After the resignation of external directors last year, Raveendran, along with his wife Divya Gokulnath and brother Riju Raveendran, took over the control of the board. They collectively own a 27% stake in BYJU’S and reportedly have been able to persuade many investors to participate in the rights issue.
“Raveendran will have the say here since the investors have single-digit stakes in the company and do not have the power to suspend the board or even ask for Raveendran’s ouster. Besides, the board can call for a rights issue even if that comes at value erosion to provide working capital and help it survive. The shareholding contracts have not given investors any say on such matters,” another source in the company said.
As per The Companies Act, 2013, undertaking a rights issue, as compared to raising capital by a preferential allotment or a private placement of securities, does not require shareholder approval by a special resolution. Plus, the board has absolute discretion in determining the valuation of the rights issue, which does not need to be determined based on the valuation report undertaken by a registered valuer.

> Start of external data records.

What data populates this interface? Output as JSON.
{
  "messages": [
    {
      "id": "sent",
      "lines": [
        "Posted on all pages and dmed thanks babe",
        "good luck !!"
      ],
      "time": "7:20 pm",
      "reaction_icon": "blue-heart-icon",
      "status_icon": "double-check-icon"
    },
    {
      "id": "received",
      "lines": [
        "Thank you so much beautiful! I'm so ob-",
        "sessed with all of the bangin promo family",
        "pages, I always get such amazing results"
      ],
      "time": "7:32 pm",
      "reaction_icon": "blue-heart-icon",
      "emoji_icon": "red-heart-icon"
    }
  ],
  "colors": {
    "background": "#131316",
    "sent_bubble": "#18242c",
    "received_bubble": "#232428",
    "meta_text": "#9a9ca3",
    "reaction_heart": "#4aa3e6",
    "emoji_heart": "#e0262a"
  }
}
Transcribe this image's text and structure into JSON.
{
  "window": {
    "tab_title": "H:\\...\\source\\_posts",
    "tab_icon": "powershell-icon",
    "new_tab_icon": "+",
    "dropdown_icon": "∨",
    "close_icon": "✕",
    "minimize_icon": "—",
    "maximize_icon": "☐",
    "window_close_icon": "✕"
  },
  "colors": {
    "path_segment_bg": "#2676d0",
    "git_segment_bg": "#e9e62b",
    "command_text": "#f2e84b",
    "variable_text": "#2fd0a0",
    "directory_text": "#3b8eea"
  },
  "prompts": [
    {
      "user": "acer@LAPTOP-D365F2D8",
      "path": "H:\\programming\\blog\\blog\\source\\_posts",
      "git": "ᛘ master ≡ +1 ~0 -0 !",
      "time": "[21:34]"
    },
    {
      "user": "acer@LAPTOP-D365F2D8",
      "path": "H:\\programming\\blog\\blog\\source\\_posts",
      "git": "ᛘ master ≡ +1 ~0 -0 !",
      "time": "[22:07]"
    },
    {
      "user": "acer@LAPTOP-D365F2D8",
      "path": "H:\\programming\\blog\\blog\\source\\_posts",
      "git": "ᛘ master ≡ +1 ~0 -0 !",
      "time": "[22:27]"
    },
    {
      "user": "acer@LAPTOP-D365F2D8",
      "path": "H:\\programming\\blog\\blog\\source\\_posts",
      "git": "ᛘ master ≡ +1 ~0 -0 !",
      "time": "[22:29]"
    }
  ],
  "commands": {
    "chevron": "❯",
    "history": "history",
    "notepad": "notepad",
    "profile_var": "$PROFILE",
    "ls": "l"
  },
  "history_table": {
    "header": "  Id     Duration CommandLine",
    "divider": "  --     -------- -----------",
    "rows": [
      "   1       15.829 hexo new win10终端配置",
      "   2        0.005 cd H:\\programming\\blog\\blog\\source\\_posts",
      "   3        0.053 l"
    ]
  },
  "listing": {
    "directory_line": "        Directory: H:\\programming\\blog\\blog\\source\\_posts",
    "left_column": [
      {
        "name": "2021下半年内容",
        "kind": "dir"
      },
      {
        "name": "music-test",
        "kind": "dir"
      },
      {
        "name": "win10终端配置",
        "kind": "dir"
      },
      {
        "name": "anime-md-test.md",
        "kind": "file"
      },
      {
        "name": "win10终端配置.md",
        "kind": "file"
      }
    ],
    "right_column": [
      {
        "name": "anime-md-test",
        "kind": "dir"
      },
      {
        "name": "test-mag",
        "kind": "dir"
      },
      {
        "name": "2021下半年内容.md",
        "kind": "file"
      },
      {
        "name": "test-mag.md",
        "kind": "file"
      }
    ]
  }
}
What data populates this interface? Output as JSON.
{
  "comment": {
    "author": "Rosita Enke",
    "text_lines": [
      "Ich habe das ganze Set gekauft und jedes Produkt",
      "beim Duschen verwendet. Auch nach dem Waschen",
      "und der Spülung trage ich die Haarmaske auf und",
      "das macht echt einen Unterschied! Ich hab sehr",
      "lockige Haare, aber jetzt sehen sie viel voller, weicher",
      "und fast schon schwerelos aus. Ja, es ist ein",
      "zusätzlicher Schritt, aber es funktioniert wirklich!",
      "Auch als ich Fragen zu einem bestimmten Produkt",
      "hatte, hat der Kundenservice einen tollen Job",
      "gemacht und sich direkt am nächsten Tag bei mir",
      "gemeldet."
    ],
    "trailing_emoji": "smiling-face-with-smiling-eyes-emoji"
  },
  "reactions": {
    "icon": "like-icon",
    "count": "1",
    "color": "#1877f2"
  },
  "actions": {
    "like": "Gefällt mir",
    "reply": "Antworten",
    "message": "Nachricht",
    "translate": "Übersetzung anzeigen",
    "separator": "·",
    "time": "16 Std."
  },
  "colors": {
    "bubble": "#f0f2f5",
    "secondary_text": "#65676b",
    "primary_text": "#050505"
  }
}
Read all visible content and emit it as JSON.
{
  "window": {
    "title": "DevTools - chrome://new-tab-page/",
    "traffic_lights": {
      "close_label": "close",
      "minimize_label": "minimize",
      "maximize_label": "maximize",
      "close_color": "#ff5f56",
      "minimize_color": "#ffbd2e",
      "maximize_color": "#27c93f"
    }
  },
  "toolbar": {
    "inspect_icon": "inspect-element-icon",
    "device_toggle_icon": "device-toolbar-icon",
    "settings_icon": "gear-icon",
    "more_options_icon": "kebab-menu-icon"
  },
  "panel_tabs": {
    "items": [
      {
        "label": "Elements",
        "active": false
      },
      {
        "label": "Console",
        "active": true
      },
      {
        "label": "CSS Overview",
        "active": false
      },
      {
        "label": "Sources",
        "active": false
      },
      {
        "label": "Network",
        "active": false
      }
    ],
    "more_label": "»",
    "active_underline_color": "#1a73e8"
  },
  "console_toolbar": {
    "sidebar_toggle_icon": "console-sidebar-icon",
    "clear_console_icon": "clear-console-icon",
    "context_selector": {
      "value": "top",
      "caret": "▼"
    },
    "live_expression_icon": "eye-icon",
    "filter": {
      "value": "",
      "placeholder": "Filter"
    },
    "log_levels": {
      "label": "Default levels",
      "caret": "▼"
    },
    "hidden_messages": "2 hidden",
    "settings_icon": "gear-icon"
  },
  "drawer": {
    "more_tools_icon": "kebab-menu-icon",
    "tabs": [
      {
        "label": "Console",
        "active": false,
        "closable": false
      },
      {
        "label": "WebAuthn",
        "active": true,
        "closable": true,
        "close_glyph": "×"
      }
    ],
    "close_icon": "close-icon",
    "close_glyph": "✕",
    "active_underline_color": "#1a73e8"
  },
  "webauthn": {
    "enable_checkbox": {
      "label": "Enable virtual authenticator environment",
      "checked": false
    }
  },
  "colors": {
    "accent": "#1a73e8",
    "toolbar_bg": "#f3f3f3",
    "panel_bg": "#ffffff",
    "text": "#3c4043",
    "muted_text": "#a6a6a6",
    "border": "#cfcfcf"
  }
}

This is why Prosus, Peak XV Partners, General Atlantic, Chan Zuckerberg Initiative and several other shareholders are likely to approach the NCLT to protect their shareholding if the actions sought via the EGM do not pan out.
K Ganesh, serial entrepreneur and founder of Portea, said there are two options for the investors. “They can either let the rights issue go through or fight this in NCLT, where the company’s survival is at stake. Among these options, the rights issue could be the better option. While the value erosion would be real, at least investors will still have something to hold onto. If the company is forced to wind down, it would be a disaster for everyone.”
Ganesh added that the rights issue is essentially a means to give the company some time to stabilise the business. After six months, the company can also go to investors to raise another external round at a reasonable valuation.
Sriram Subramamian, managing director of InGovern Research Services, acknowledged that the rights issue has been thrust on the shareholders who do not even have board seats. But it will at least prevent BYJU’S from becoming insolvent.
A founder of a Bengaluru-based unicorn expressed shock over the complacency of the BYJU’S shareholder group, especially those who were board members till last year.
“The company has been in the rot for several years now. Surprisingly, the shareholders are now crying foul when they also had board representation but did not raise alarms when the company was acquiring startups without a clear plan and delayed its financials routinely in the past,” he added.
However, legal experts opine that there are adequate laws in instances where the company founders have exerted overarching influence and had a clash with non-promoter investors. While rules exist to preserve the rights of investors, this could result in a major fallout.
Sources also said that some leading investors and founders in the Indian startup ecosystem have also begun negotiating terms between BYJU’S management and the disgruntled shareholders, as any major scale-down in BYJU’S operations will eventually cast an impact on the tech industry of India as a whole and leave thousands of people jobless.